Onderzoeksproject S0/00/044 (Onderzoeksactie S0)
Context and objectives
Because of the complexity of urban systems, their spatial and spectral characteristics become more complicated. Affected by the human and natural activities, the urban surface is very heterogeneous and makes the classification of man-made objects in those scenes very difficult using a single sensor with limited spectral range. The goal of this research is to fuse polarimetric SAR and hyperspectral data to classify man-made objects in urban and industrial scenes. While the polarimetric SAR measurements are sensitive to the surface geometry and the dielectric constant of the illuminated surface, hyperspectral data provide information related to the biochemical origin and environment of the observed scene.
In May 2004 E-SAR and HyMap data were acquired. The detected images included various man-made materials combining residences, industrial buildings, nuclear power plants, airport and roads in rural-urban and industrial scenes. The E-SAR images are high spatial resolution scene (1.5 m) multi channel (X, L bands), full polarimetric (L-HH, VV, VH, HV) and interferometry (single path) data. The HyMap images are 4 meters spatial resolution data collected using 126 spectral bands.
Methodology
Various (semi-)automatic detection, different classification and feature extraction methods were applied to the E-SAR and the hyperspectral data. In particular the following experiments were carried out:
- road detection using spectral information from hyperspectral data,
- object detectors based on logistic regression for application to buildings and roads,
- classification using logistic regression for application to buildings and roads,
- discrimination of roof types,
- classification of roof types, nuclear power structure, fences and roads using the MTMF (Mixture Tuned Match Filtering) technique,
- detection of dominant point scatterers in SAR images,
- classification of man-made structures using SAR data.
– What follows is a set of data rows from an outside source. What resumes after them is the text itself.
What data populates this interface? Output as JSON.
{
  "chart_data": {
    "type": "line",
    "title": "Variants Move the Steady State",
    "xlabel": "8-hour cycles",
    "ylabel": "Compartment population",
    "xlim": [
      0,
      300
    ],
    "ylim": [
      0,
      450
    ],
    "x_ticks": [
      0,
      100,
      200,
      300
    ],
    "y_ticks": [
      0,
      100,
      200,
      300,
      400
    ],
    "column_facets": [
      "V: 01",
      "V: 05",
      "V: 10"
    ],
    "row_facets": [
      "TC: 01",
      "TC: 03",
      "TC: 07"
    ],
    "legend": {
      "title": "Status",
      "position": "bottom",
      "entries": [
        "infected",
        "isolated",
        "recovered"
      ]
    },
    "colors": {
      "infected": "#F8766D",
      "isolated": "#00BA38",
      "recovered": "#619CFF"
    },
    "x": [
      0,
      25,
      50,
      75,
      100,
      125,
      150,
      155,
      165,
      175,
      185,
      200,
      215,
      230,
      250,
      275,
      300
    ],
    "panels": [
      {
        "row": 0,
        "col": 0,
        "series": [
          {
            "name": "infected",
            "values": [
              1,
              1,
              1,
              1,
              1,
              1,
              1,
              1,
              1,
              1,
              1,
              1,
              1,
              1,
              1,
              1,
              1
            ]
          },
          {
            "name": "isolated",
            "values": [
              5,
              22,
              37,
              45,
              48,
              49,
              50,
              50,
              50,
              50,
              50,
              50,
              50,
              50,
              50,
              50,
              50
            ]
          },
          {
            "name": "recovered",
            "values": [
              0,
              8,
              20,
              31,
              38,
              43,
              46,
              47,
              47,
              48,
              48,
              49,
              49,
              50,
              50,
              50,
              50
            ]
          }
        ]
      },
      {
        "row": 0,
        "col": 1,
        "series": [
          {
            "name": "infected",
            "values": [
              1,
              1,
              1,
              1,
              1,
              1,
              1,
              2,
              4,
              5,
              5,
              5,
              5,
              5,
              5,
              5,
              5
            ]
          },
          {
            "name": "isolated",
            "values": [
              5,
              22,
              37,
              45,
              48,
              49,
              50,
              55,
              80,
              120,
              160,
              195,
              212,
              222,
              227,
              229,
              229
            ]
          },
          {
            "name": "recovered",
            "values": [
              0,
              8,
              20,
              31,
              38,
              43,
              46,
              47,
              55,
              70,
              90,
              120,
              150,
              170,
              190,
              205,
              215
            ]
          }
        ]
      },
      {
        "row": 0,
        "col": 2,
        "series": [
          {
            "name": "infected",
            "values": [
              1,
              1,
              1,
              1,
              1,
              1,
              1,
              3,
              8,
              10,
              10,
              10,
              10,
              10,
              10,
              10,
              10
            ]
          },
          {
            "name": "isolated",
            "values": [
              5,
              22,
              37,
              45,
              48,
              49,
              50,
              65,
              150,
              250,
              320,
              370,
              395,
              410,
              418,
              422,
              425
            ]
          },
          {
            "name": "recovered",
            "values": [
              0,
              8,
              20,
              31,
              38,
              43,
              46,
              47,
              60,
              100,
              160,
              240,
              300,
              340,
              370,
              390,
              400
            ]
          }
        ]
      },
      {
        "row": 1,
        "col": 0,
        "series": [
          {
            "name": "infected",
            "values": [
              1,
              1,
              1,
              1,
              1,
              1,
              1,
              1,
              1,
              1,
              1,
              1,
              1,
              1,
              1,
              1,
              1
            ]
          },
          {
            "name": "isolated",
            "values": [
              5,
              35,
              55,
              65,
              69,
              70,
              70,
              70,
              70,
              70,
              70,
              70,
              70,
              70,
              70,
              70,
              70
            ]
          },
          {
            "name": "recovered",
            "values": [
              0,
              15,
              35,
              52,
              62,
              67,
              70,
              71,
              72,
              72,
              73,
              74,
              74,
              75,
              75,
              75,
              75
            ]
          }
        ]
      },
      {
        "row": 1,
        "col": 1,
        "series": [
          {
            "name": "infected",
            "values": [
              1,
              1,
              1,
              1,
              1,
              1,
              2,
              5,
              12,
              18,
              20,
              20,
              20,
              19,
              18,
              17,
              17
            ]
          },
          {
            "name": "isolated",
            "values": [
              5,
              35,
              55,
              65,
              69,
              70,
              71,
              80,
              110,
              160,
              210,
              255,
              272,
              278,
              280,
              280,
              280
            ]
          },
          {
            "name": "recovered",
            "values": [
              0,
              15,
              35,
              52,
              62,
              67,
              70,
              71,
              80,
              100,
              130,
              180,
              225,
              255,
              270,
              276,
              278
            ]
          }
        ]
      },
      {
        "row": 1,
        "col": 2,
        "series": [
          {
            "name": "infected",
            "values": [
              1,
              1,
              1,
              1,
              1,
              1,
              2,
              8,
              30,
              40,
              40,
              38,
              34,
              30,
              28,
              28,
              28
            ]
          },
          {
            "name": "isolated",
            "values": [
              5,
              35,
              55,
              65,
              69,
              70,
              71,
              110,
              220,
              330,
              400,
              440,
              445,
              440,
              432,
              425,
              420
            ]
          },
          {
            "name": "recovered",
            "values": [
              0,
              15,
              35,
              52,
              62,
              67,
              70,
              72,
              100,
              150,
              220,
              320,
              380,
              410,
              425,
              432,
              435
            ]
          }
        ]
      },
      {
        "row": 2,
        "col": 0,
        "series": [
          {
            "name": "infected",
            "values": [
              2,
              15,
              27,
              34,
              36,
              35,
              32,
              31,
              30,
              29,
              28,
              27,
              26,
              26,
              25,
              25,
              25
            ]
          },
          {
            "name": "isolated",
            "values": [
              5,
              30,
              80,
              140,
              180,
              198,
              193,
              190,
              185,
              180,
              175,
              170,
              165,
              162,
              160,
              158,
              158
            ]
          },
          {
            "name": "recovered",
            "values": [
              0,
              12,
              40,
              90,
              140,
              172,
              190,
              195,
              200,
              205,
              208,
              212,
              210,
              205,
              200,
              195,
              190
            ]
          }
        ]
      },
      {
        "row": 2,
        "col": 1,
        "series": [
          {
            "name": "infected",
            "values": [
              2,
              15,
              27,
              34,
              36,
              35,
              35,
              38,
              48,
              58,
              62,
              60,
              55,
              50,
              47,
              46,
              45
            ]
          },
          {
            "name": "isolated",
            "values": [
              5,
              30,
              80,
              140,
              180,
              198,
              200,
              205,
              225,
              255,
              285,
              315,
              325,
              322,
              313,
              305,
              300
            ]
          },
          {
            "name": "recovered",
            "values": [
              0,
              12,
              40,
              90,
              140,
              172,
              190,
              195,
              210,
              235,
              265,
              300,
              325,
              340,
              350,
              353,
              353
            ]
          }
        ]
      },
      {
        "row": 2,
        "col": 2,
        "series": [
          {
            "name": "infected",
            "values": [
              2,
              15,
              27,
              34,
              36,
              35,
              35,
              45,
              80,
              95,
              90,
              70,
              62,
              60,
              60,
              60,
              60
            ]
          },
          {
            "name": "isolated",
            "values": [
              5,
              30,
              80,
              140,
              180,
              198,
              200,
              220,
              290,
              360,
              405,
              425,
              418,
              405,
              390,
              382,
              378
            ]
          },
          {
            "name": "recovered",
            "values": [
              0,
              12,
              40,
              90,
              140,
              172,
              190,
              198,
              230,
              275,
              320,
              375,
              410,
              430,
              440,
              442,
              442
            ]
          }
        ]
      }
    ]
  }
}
Feature level fusion techniques were applied for extraction of man-made structures combining SAR and PolSAR data and combining SAR and Hyperspectral data.
Results
Generally, we have found that data fusion of SAR- and hyperspectral data give complementary information regarding the urban scene and are useful for road detection. However, data fusion of E-SAR and hyperspectral was not sufficient for building detection due to different imaging geometry. Refined methods have to be developed and applied for future improvements.
Moreover, we have found that “point scatterers” detected in SAR images are strongly correlated with man-made structures signals.
For hyperspectral data it is possible to rely on a pixel-wise classifier for extraction of roads, buildings and building materials.
For SAR images a pixel-wise classifier can be used for large buildings or for identifying built-up areas. However it is not possible to detect individual houses in an urban environment using SAR, mainly due to the imaging geometry.
A classifier based on polarimetric decomposition methods is useful for detection of large roads in SAR. However, a specific detector for linear feature is more effective for smaller roads.